Scrushy clearly fits the profile of the overbearing CEO who, like Bernard Ebbers, Jeffrey Skilling, and Dennis Kozlowski, sets the wrong tone at the top. Certainly, Scrushy's powerful personality was a major factor in keeping the scheme a secret for so long. (Having installed security cameras throughout headquarters to keep watch on his employees, he generally allowed the rank-and-file into his executive suite only to berate them.)
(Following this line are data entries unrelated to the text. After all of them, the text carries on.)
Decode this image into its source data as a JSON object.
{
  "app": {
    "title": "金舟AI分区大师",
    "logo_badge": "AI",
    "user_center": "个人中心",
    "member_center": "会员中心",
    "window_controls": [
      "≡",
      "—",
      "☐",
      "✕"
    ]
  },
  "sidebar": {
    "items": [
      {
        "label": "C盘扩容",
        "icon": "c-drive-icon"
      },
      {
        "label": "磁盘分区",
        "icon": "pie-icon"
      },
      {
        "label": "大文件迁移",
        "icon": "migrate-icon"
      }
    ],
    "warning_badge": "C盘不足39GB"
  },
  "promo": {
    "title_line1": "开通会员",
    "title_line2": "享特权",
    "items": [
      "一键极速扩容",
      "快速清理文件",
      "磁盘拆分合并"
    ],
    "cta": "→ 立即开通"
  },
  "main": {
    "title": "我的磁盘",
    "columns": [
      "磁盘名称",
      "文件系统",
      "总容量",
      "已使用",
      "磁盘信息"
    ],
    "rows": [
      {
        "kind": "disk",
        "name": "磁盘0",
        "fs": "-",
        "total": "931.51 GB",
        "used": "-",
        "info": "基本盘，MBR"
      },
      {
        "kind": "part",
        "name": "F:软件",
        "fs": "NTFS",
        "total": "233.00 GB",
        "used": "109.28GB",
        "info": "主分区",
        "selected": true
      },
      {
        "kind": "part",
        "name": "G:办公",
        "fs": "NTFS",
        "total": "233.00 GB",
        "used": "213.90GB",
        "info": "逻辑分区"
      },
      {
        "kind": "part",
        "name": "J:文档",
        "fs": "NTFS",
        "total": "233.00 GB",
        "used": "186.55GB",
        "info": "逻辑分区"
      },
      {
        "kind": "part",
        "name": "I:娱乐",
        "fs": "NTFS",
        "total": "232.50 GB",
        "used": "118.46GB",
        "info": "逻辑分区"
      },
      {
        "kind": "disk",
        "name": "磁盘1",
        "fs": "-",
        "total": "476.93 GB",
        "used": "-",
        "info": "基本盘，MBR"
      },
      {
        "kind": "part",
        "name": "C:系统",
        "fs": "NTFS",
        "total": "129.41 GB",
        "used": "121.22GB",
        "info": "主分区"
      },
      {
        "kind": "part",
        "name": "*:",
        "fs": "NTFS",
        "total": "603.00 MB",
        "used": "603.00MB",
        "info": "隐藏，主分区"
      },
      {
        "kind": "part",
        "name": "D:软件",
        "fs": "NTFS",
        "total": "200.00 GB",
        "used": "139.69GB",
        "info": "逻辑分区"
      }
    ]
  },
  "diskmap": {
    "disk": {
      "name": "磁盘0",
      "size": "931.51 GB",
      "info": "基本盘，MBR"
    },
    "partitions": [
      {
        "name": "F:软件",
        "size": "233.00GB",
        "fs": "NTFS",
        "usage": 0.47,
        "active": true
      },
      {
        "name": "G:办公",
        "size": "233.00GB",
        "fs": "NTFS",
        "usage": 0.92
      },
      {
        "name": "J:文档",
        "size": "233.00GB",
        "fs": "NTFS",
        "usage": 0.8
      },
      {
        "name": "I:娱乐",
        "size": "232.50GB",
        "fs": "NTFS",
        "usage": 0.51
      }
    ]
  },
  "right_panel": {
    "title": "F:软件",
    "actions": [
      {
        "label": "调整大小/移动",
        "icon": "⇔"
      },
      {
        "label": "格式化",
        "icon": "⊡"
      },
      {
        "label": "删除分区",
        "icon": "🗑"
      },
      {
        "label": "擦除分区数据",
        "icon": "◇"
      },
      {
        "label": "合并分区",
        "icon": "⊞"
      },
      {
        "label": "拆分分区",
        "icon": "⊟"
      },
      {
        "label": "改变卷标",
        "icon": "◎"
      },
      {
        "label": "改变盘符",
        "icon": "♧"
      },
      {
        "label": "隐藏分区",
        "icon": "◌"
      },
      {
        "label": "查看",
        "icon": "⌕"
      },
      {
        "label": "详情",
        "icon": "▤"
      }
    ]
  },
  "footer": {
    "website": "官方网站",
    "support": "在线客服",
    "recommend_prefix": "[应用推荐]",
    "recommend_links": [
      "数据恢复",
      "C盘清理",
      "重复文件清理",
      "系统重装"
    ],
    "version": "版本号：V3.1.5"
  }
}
But many other factors also made HealthSouth susceptible to fraud. "I wish I could say it was all about Scrushy, but I can't," says Edwin Hartman, director of the Prudential Business Ethics Center at Rutgers University. "There's a lot of research that suggests a HealthSouth could happen anywhere."
Greed, of course, played a role. Large stock sales by Scrushy and Martin provided a motive to prop up the stock. "Even though we knew we were committing fraud, we felt it was important to keep the stock price up for at least a year," Martin testified regarding a 1997 period in which he sold $3 million worth of shares and Scrushy sold $100 million.
In general, the executives caught in corporate scandals so far "have been underqualified and overpaid for the positions they held," says Jonathan Schiff, founder of the Finance Development & Training Institute. Certainly the CFOs of HealthSouth, like their peers at Enron, WorldCom, and Tyco International, reached the top at an early age.